Вообще-то, все вышесказанное можно рассматривать как некую разновидность солипсизма: сознание объявляет окружающую действительность несуществующей и начинает вести себя таким образом, будто на самом деле так оно и есть. Но все дело заключается в том, что сама эта окружающая действительность на протяжении 1990–2000-х годов как бы двинулась навстречу моему сознанию и прямо на глазах начала становиться чем-то все менее и менее существующим.

Во всяком случае, это смело можно сказать о культуре, которая в указанные годы чахла и жухла столь очевидным образом, что даже ленивый не мог не заметить этого. Когда я думаю об этом бесславном периоде, мне на ум всегда приходит уже упоминавшийся рассказ Борхеса «Смерть богослова», который лучше каких-либо фактов и свидетельств передает атмосферу неумолимого культурного затухания конца ХХ – начала XXI века.

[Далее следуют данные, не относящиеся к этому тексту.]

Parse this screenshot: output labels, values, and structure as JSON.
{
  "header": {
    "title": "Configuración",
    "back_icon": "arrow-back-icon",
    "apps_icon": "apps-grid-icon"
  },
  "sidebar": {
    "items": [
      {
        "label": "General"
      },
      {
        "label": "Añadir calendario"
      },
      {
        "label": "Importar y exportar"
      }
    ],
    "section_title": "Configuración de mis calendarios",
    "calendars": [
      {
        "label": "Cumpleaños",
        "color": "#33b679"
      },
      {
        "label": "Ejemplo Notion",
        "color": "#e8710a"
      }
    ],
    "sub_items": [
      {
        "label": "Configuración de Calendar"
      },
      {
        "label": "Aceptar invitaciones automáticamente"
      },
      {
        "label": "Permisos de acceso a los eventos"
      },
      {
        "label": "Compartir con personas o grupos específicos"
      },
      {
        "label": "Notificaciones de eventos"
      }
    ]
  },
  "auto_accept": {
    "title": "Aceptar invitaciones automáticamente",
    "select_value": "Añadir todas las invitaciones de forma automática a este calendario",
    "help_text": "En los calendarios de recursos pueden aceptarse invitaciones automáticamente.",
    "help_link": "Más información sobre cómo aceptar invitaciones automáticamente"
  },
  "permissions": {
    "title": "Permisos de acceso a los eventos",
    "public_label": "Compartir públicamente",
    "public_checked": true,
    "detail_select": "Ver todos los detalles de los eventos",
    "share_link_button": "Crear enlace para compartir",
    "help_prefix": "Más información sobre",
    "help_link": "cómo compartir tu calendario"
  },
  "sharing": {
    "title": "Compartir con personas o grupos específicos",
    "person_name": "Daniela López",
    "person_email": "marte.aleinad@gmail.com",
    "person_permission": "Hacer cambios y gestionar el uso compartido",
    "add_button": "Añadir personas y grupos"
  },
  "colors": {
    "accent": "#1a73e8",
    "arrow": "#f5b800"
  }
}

«Спустя некоторое время вся обстановка, за исключением кресла, стола, стопки бумаги и чернильницы, начала истаивать и в конце концов сделалась невидимой. Кроме того, на стенах жилища проступили пятна сырости, пол украсился желтыми разводами. Одежда тоже стала толще и грубее. А так как он продолжал писать и настаивать на ненужности милосердия, то его поместили в подземелье, где содержались такие же, как он, богословы. Там он просидел несколько дней и начал сомневаться в своем тезисе, и тогда ему разрешили возвратиться. Теперь его одежды были из задубелых кож, но он принудил себя думать, что ему все показалось, и продолжал прославлять веру и поносить милосердие.